Starbucks (SBUX) - Get Report shares slid 3% Thursday after a top executive at the java giant said meeting the high end of the company's targets this year will be "very challenging."

Starbucks' Chief Financial Officer Michael Casey, speaking at an analyst conference in Chicago, said the company has been hit in part by higher dairy costs. According to a slideshow accompanying his presentation, dairy commodity costs are estimated to nearly double this year.

Starbucks has forecast a full-year profit of 87 cents to 89 cents a share, and the company still sees earnings within that range. Casey's cautious comments, however, sent shares down 86 cents to $26.46 on heavy volume, since Starbucks is a fast-growth company that often is punished by investors for any performance that is seen as less-than-stellar.

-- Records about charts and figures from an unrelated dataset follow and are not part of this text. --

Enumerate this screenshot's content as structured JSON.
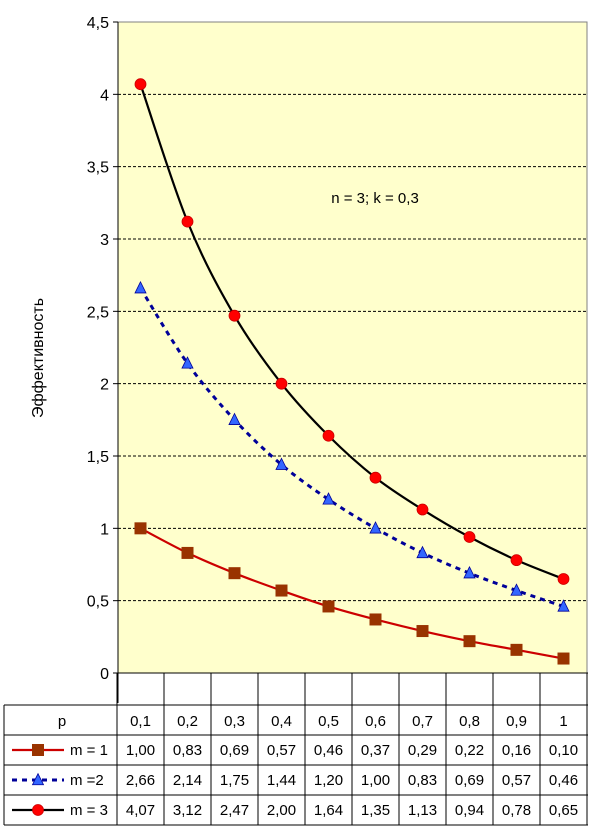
{
  "chart_data": {
    "type": "line",
    "ylabel": "Эффективность",
    "ylim": [
      0,
      4.5
    ],
    "yticks": [
      "0",
      "0,5",
      "1",
      "1,5",
      "2",
      "2,5",
      "3",
      "3,5",
      "4",
      "4,5"
    ],
    "annotation": "n = 3; k = 0,3",
    "x_header": "p",
    "categories": [
      "0,1",
      "0,2",
      "0,3",
      "0,4",
      "0,5",
      "0,6",
      "0,7",
      "0,8",
      "0,9",
      "1"
    ],
    "grid": true,
    "plot_background": "#FFFFCC",
    "series": [
      {
        "name": "m = 1",
        "color": "#CC0000",
        "marker_color": "#993300",
        "marker": "square",
        "line_style": "solid",
        "values": [
          1.0,
          0.83,
          0.69,
          0.57,
          0.46,
          0.37,
          0.29,
          0.22,
          0.16,
          0.1
        ],
        "labels": [
          "1,00",
          "0,83",
          "0,69",
          "0,57",
          "0,46",
          "0,37",
          "0,29",
          "0,22",
          "0,16",
          "0,10"
        ]
      },
      {
        "name": "m =2",
        "color": "#000099",
        "marker_color": "#3366FF",
        "marker": "triangle",
        "line_style": "dashed",
        "values": [
          2.66,
          2.14,
          1.75,
          1.44,
          1.2,
          1.0,
          0.83,
          0.69,
          0.57,
          0.46
        ],
        "labels": [
          "2,66",
          "2,14",
          "1,75",
          "1,44",
          "1,20",
          "1,00",
          "0,83",
          "0,69",
          "0,57",
          "0,46"
        ]
      },
      {
        "name": "m = 3",
        "color": "#000000",
        "marker_color": "#FF0000",
        "marker": "circle",
        "line_style": "solid",
        "values": [
          4.07,
          3.12,
          2.47,
          2.0,
          1.64,
          1.35,
          1.13,
          0.94,
          0.78,
          0.65
        ],
        "labels": [
          "4,07",
          "3,12",
          "2,47",
          "2,00",
          "1,64",
          "1,35",
          "1,13",
          "0,94",
          "0,78",
          "0,65"
        ]
      }
    ]
  }
}
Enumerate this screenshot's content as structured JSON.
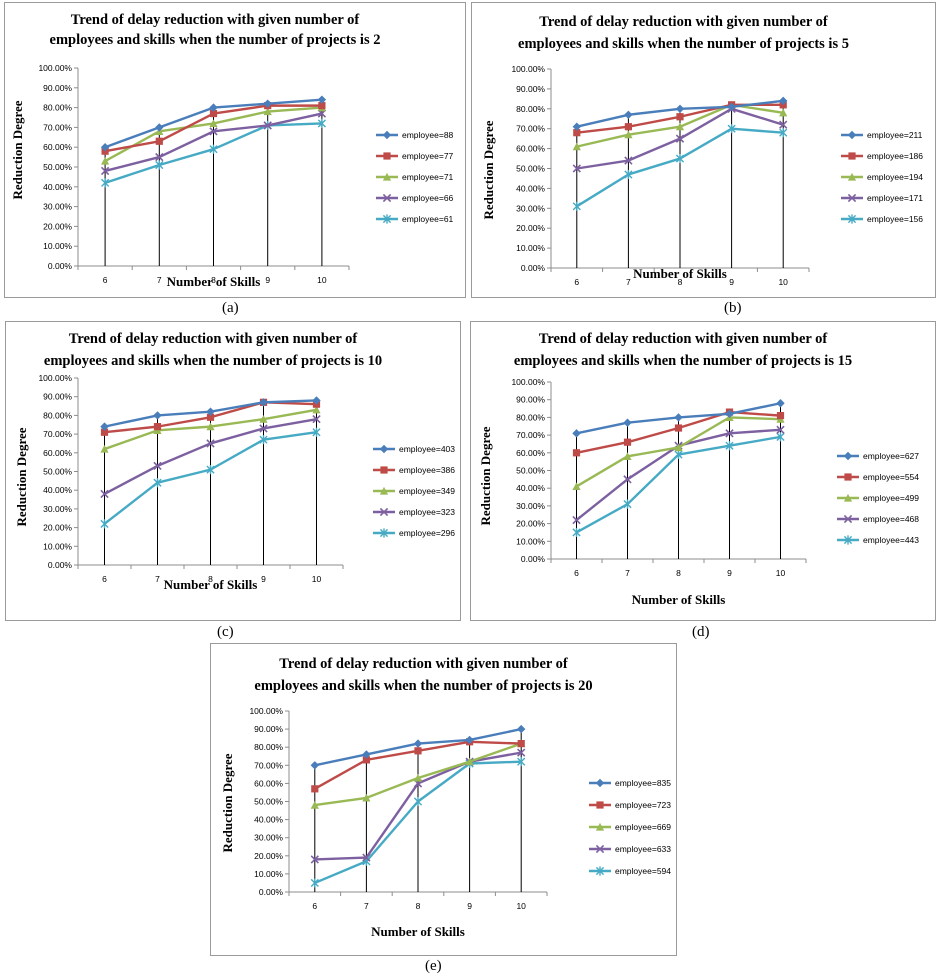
{
  "captions": [
    "(a)",
    "(b)",
    "(c)",
    "(d)",
    "(e)"
  ],
  "colors": {
    "series": [
      "#4a7ebb",
      "#be4b48",
      "#98b954",
      "#7d60a0",
      "#46aac5"
    ],
    "axis": "#8c8c8c",
    "frame": "#9a9a9a"
  },
  "markers": [
    "diamond",
    "square",
    "triangle",
    "x",
    "star"
  ],
  "chart_data": [
    {
      "type": "line",
      "title": [
        "Trend of delay reduction with given number of",
        "employees and skills when the number of projects is 2"
      ],
      "xlabel": "Number of Skills",
      "ylabel": "Reduction Degree",
      "categories": [
        "6",
        "7",
        "8",
        "9",
        "10"
      ],
      "yticks": [
        "0.00%",
        "10.00%",
        "20.00%",
        "30.00%",
        "40.00%",
        "50.00%",
        "60.00%",
        "70.00%",
        "80.00%",
        "90.00%",
        "100.00%"
      ],
      "ylim": [
        0,
        100
      ],
      "grid": false,
      "legend_position": "right",
      "series": [
        {
          "name": "employee=88",
          "values": [
            60,
            70,
            80,
            82,
            84
          ]
        },
        {
          "name": "employee=77",
          "values": [
            58,
            63,
            77,
            81,
            81
          ]
        },
        {
          "name": "employee=71",
          "values": [
            53,
            68,
            72,
            78,
            80
          ]
        },
        {
          "name": "employee=66",
          "values": [
            48,
            55,
            68,
            71,
            77
          ]
        },
        {
          "name": "employee=61",
          "values": [
            42,
            51,
            59,
            71,
            72
          ]
        }
      ]
    },
    {
      "type": "line",
      "title": [
        "Trend of delay reduction with given number of",
        "employees and skills when the number of projects is 5"
      ],
      "xlabel": "Number of Skills",
      "ylabel": "Reduction Degree",
      "categories": [
        "6",
        "7",
        "8",
        "9",
        "10"
      ],
      "yticks": [
        "0.00%",
        "10.00%",
        "20.00%",
        "30.00%",
        "40.00%",
        "50.00%",
        "60.00%",
        "70.00%",
        "80.00%",
        "90.00%",
        "100.00%"
      ],
      "ylim": [
        0,
        100
      ],
      "grid": false,
      "legend_position": "right",
      "series": [
        {
          "name": "employee=211",
          "values": [
            71,
            77,
            80,
            81,
            84
          ]
        },
        {
          "name": "employee=186",
          "values": [
            68,
            71,
            76,
            82,
            82
          ]
        },
        {
          "name": "employee=194",
          "values": [
            61,
            67,
            71,
            82,
            78
          ]
        },
        {
          "name": "employee=171",
          "values": [
            50,
            54,
            65,
            80,
            72
          ]
        },
        {
          "name": "employee=156",
          "values": [
            31,
            47,
            55,
            70,
            68
          ]
        }
      ]
    },
    {
      "type": "line",
      "title": [
        "Trend of delay reduction with given number of",
        "employees and skills when the number of projects is 10"
      ],
      "xlabel": "Number of Skills",
      "ylabel": "Reduction Degree",
      "categories": [
        "6",
        "7",
        "8",
        "9",
        "10"
      ],
      "yticks": [
        "0.00%",
        "10.00%",
        "20.00%",
        "30.00%",
        "40.00%",
        "50.00%",
        "60.00%",
        "70.00%",
        "80.00%",
        "90.00%",
        "100.00%"
      ],
      "ylim": [
        0,
        100
      ],
      "grid": false,
      "legend_position": "right",
      "series": [
        {
          "name": "employee=403",
          "values": [
            74,
            80,
            82,
            87,
            88
          ]
        },
        {
          "name": "employee=386",
          "values": [
            71,
            74,
            79,
            87,
            86
          ]
        },
        {
          "name": "employee=349",
          "values": [
            62,
            72,
            74,
            78,
            83
          ]
        },
        {
          "name": "employee=323",
          "values": [
            38,
            53,
            65,
            73,
            78
          ]
        },
        {
          "name": "employee=296",
          "values": [
            22,
            44,
            51,
            67,
            71
          ]
        }
      ]
    },
    {
      "type": "line",
      "title": [
        "Trend of delay reduction with given number of",
        "employees and skills when the number of projects is 15"
      ],
      "xlabel": "Number of Skills",
      "ylabel": "Reduction Degree",
      "categories": [
        "6",
        "7",
        "8",
        "9",
        "10"
      ],
      "yticks": [
        "0.00%",
        "10.00%",
        "20.00%",
        "30.00%",
        "40.00%",
        "50.00%",
        "60.00%",
        "70.00%",
        "80.00%",
        "90.00%",
        "100.00%"
      ],
      "ylim": [
        0,
        100
      ],
      "grid": false,
      "legend_position": "right",
      "series": [
        {
          "name": "employee=627",
          "values": [
            71,
            77,
            80,
            82,
            88
          ]
        },
        {
          "name": "employee=554",
          "values": [
            60,
            66,
            74,
            83,
            81
          ]
        },
        {
          "name": "employee=499",
          "values": [
            41,
            58,
            63,
            80,
            79
          ]
        },
        {
          "name": "employee=468",
          "values": [
            22,
            45,
            64,
            71,
            73
          ]
        },
        {
          "name": "employee=443",
          "values": [
            15,
            31,
            59,
            64,
            69
          ]
        }
      ]
    },
    {
      "type": "line",
      "title": [
        "Trend of delay reduction with given number of",
        "employees and skills when the number of projects is 20"
      ],
      "xlabel": "Number of Skills",
      "ylabel": "Reduction Degree",
      "categories": [
        "6",
        "7",
        "8",
        "9",
        "10"
      ],
      "yticks": [
        "0.00%",
        "10.00%",
        "20.00%",
        "30.00%",
        "40.00%",
        "50.00%",
        "60.00%",
        "70.00%",
        "80.00%",
        "90.00%",
        "100.00%"
      ],
      "ylim": [
        0,
        100
      ],
      "grid": false,
      "legend_position": "right",
      "series": [
        {
          "name": "employee=835",
          "values": [
            70,
            76,
            82,
            84,
            90
          ]
        },
        {
          "name": "employee=723",
          "values": [
            57,
            73,
            78,
            83,
            82
          ]
        },
        {
          "name": "employee=669",
          "values": [
            48,
            52,
            63,
            72,
            82
          ]
        },
        {
          "name": "employee=633",
          "values": [
            18,
            19,
            60,
            72,
            77
          ]
        },
        {
          "name": "employee=594",
          "values": [
            5,
            17,
            50,
            71,
            72
          ]
        }
      ]
    }
  ]
}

Wall Street was expecting Starbucks to meet the high end of its forecast; according to Thomson Financial, analysts have an average estimate for earnings of 89 cents a share.

Elsewhere within its presentation, Starbucks said it expects full-year same-store sales growth of 3% to 7%, consistent with its long-term expectations. The company anticipates 20% net revenue growth for the fiscal year, which ends in September.

Starbucks expects to open 2,400 new stores in fiscal 2007, bringing its total to roughly 14,840.